There were extenuating circumstances. The unions went into hock to defeat Arnold’s initiatives last year and were saving their money for the battle royal against Arnold this fall. The Angelides-Westly contest didn’t compel anyone to write a new verse to “Which Side Are You On?” Even so, Tuesday’s showing may be the Fed’s poorest since Miguel Contreras began reinventing the political operation there a decade ago. Labor will have to do a lot better in November, and labor knows it.

But November may be a very different game, and there are two huge factors beyond Arnold’s control that work against him. The first is the registration and mobilization of new immigrant, chiefly Latino, voters, an effort that the unions are already funding and coordinating. “Today we march, tomorrow we vote,” read the signs at the megarallies in downtown L.A., and those demonstrators will in all likelihood be voting Democratic, voting Angelides. The second is the Democrats’ rage at Bush and the Republican Congress, and many Republicans’ demoralization. There is little Arnold can do about all these, save to distance himself as much as possible from the his own political party.

And he’s distancing as fast as he can. The guy who once called Ronald Reagan his hero is now modeling himself on the liberal Democrat whom Reagan unseated in 1966 — Pat Brown. Arnold 3 (first centrist, then conservative, now centrist again) has surrounded himself with some talented quasi-Democrats and is promoting the biggest transportation and education projects since Jerry’s dad built the modern California.

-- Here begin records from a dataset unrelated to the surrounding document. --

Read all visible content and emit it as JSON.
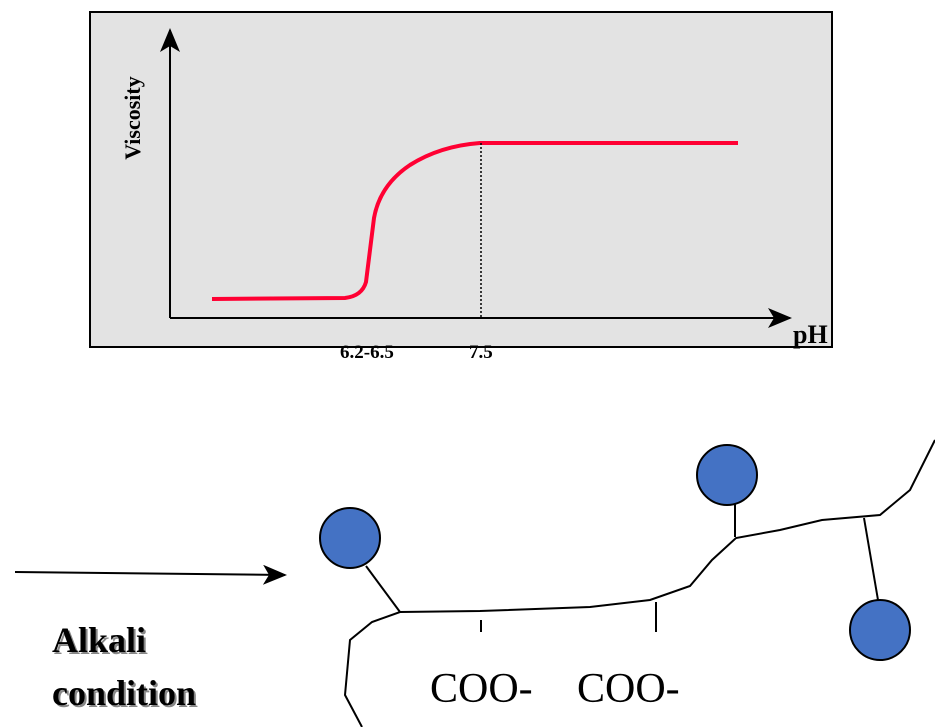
{
  "graph": {
    "y_axis_label": "Viscosity",
    "x_axis_label": "pH",
    "x_markers": [
      "6.2-6.5",
      "7.5"
    ]
  },
  "scheme": {
    "condition": [
      "Alkali",
      "condition"
    ],
    "groups": [
      "COO-",
      "COO-"
    ]
  }
}
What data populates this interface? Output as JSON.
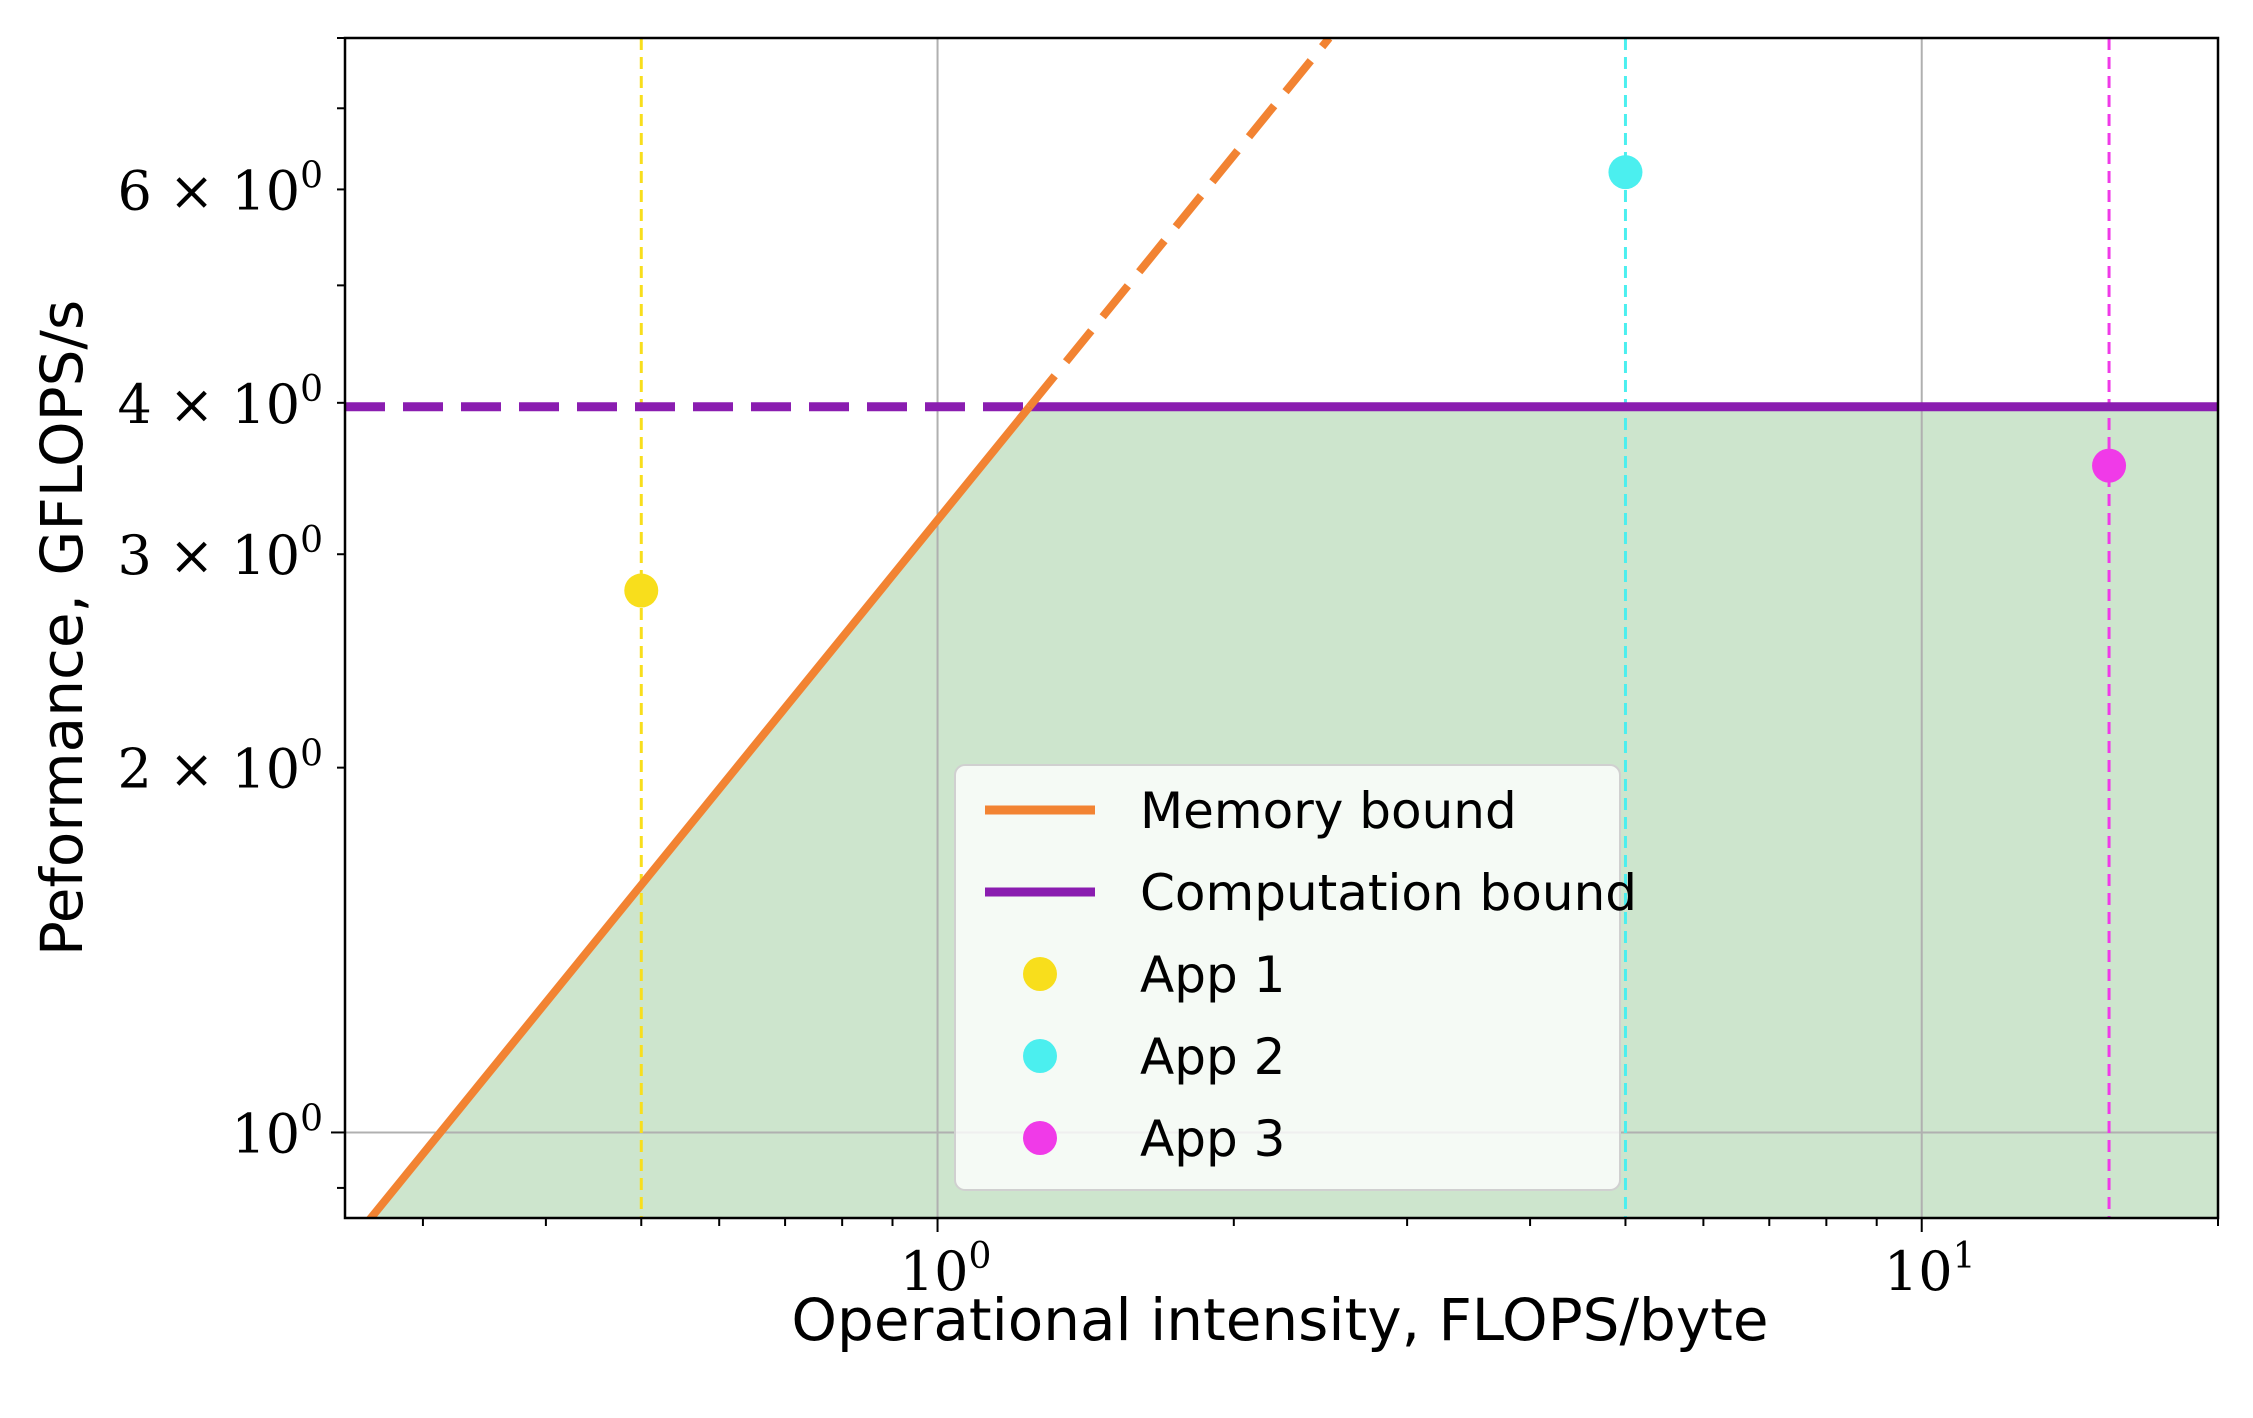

But as the senior Brown’s biographer, Ethan Rarick, makes clear in California Rising, his stellar account of Pat’s stellar governorship, the key to Brown’s success was his determination to pay for the state’s growth by raising the very same upper-bracket income and business taxes that Angelides wants to raise. In a sense, the battle for the governorship has become the battle for the mantle of Pat Brown. In this context, it’s Angelides who’s the real McBrown. But in a broader sense, this Brownian contest signals the end of the Howard Jarvis era in California politics, and the rebirth of commitment to Californians’ common destiny.